Maintenance and the consumer society

One might think that with the growth of consumerism that we would naturally consume more maintenance products for our homes, but the trend seems to be the opposite.

The rush to be at the front of the queue for the latest gadgets etc does not sit well with the need for the regular and mundane nature of building maintenance. Checking whether you have cracked render, failed silicon around the windows, leaking gutters etc is not as glamorous as a new internet accessing tool.

So I often find that some houses with easily fixable problems (like many damp issues) get to the state where a ‘damp proof expert’ ends up recommending an expensive (and completely inappropriate) solution. These homes are often stuffed to the gunnels with disposable electronic kit, so there is not a lack of money, just a lack of priorities.

The ‘quick fix’ nature associated with modern consumerism doesn’t help here either. Once people see that they have a problem any solution must be quick, cheap, no hassle, immediate, … Unfortunately, due to the delay in acting they have often missed the boat. If maintenance is done regularly then you can use quick fix solutions. For example:

If you see that your silicon has failed around the windows, then it is a quick job to remove the old and replace with new. This will stop any more water getting into the structure. Simple. However, because people don’t do this, the first they will know will be when damp has penetrated through the structure and the plaster inside has failed. This then becomes a job that might involve replastering, redecorating etc.
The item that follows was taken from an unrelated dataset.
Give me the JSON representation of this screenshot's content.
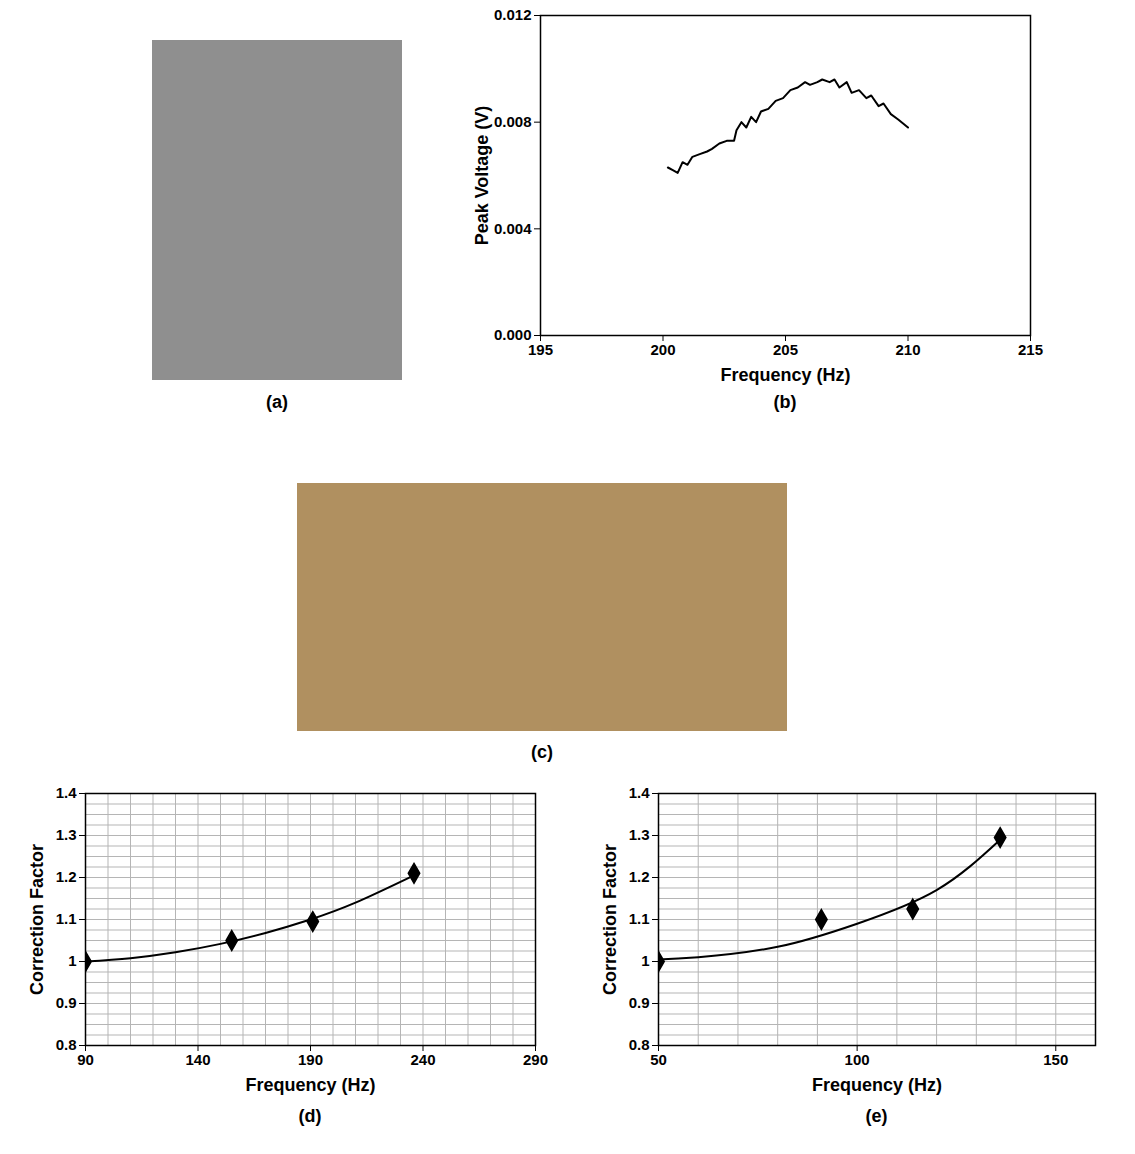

Exmaple #2: If you see that the ventilation grills on your ground floor are becoming blocked, just clean them up. Simple. If you don’t then your solum (underfloor area between the wooden floor and the earth) won’t work properly and eventually the floor joists will start to rot etc. This then becomes a major job. It will also take a nasty turn, as the builder coming in will fill your mind with having the floor replaced with a concrete one. This will of course be maintenance free!!! Naturally the new concrete floor with cause a range of new damp problems, ……….
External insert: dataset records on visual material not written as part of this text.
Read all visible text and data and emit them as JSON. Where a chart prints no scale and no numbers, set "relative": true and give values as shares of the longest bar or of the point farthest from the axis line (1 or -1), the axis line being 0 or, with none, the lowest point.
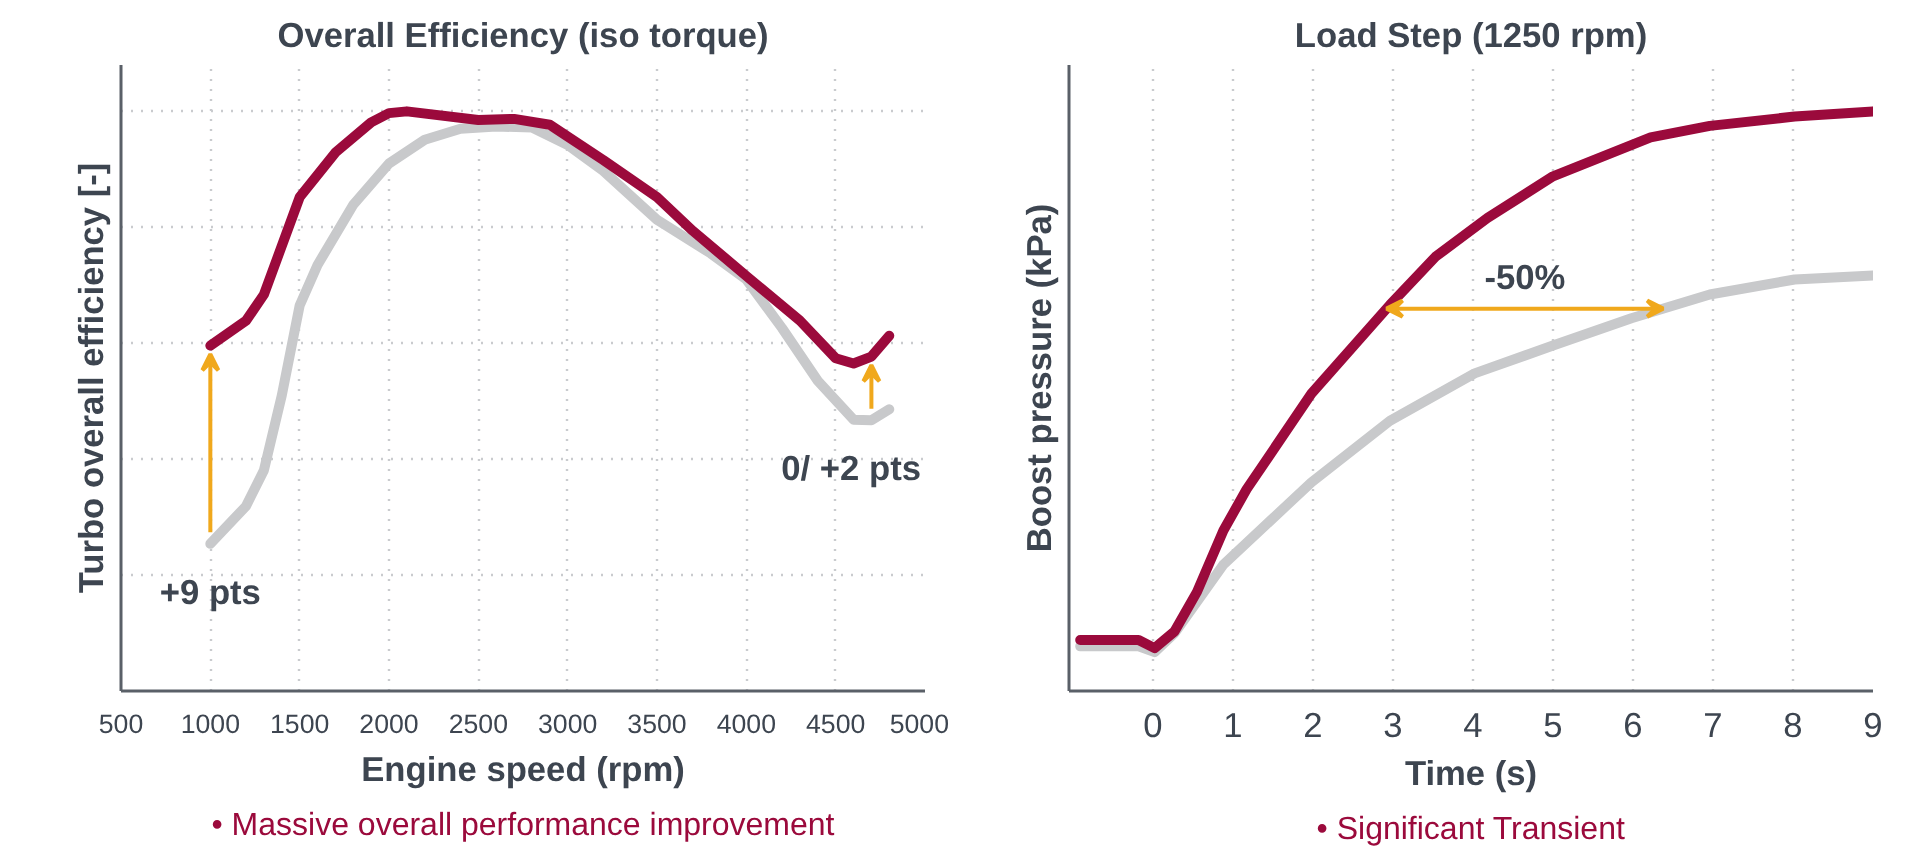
{
  "chart_data": [
    {
      "type": "line",
      "title": "Overall Efficiency (iso torque)",
      "xlabel": "Engine speed (rpm)",
      "ylabel": "Turbo overall efficiency [-]",
      "relative": true,
      "grid": true,
      "xlim": [
        500,
        5000
      ],
      "xticks": [
        500,
        1000,
        1500,
        2000,
        2500,
        3000,
        3500,
        4000,
        4500,
        5000
      ],
      "series": [
        {
          "color": "#c8c9cb",
          "x": [
            1000,
            1200,
            1300,
            1400,
            1500,
            1600,
            1800,
            2000,
            2200,
            2400,
            2600,
            2800,
            3000,
            3200,
            3500,
            3800,
            4000,
            4200,
            4400,
            4600,
            4700,
            4800
          ],
          "values": [
            0.254,
            0.319,
            0.381,
            0.51,
            0.665,
            0.735,
            0.839,
            0.91,
            0.951,
            0.97,
            0.974,
            0.972,
            0.942,
            0.897,
            0.813,
            0.755,
            0.71,
            0.626,
            0.535,
            0.468,
            0.467,
            0.486
          ]
        },
        {
          "color": "#9b0a3c",
          "x": [
            1000,
            1200,
            1300,
            1500,
            1700,
            1900,
            2000,
            2100,
            2500,
            2700,
            2900,
            3200,
            3500,
            3700,
            4000,
            4300,
            4500,
            4600,
            4700,
            4800
          ],
          "values": [
            0.596,
            0.639,
            0.684,
            0.852,
            0.929,
            0.981,
            0.997,
            1.0,
            0.985,
            0.987,
            0.977,
            0.916,
            0.852,
            0.794,
            0.716,
            0.639,
            0.574,
            0.565,
            0.577,
            0.613
          ]
        }
      ],
      "annotations": [
        "+9 pts",
        "0/ +2 pts",
        "• Massive overall performance improvement"
      ]
    },
    {
      "type": "line",
      "title": "Load Step (1250 rpm)",
      "xlabel": "Time (s)",
      "ylabel": "Boost pressure (kPa)",
      "relative": true,
      "grid": "x",
      "xlim": [
        -1.05,
        9
      ],
      "xticks": [
        0,
        1,
        2,
        3,
        4,
        5,
        6,
        7,
        8,
        9
      ],
      "series": [
        {
          "color": "#c8c9cb",
          "x": [
            -0.91,
            -0.18,
            0.02,
            0.27,
            0.88,
            1.98,
            2.96,
            4.02,
            5.0,
            5.98,
            6.96,
            8.02,
            9.0
          ],
          "values": [
            0.077,
            0.077,
            0.067,
            0.1,
            0.218,
            0.36,
            0.466,
            0.548,
            0.596,
            0.643,
            0.684,
            0.71,
            0.717
          ]
        },
        {
          "color": "#9b0a3c",
          "x": [
            -0.91,
            -0.18,
            0.02,
            0.27,
            0.55,
            0.88,
            1.17,
            1.98,
            2.96,
            3.53,
            4.18,
            5.0,
            6.22,
            6.96,
            8.02,
            9.0
          ],
          "values": [
            0.088,
            0.088,
            0.074,
            0.103,
            0.171,
            0.277,
            0.348,
            0.513,
            0.666,
            0.749,
            0.816,
            0.888,
            0.955,
            0.975,
            0.991,
            1.0
          ]
        }
      ],
      "annotations": [
        "-50%",
        "• Significant Transient"
      ]
    }
  ]
}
So take a break from the computer / curved screen TV / smarter (than 6 months ago) phone and get outside and have a look at your biggest ever investment and give it a few precious minutes of your time. This will save you a lot of heartbreak, money and time resources in the long term. A few basic tools will allow you to do most of the work yourself (or it will be cheap for a good handyperson to fix for you). Houses are not as addictive as modern consumerist stuff, but they can a real drain on your resources if you ignore them for too long.

I would recommend checking the following:

Windows and door seals (esp. those facing the prevailing winds)


Renders / pointing (again esp. those facing the wind and rain)

Drains around the house (to ensure that water is being taken away from the walls)

The roof (to spot any broken or slipped tiles)

Vents and extracts (clear to ensure that they are working properly)

I reckon that a thorough check will take around 5 or 10 mins. 

Then it is a case of keeping your eyes, nose and ears open for any changes. A new drip might be the first sign of a guttering issue. A small damp patch might indicate the need for a check of the seals around the window. A musty smell might alert you to a blocked vent, ….

So when you look at it this way, actually you can fit in all the consumerist stuff that you like and some basic checks on your home. For more guidance on maintenance, especially on older properties have a look at Cadw’s Maintenance Matters website.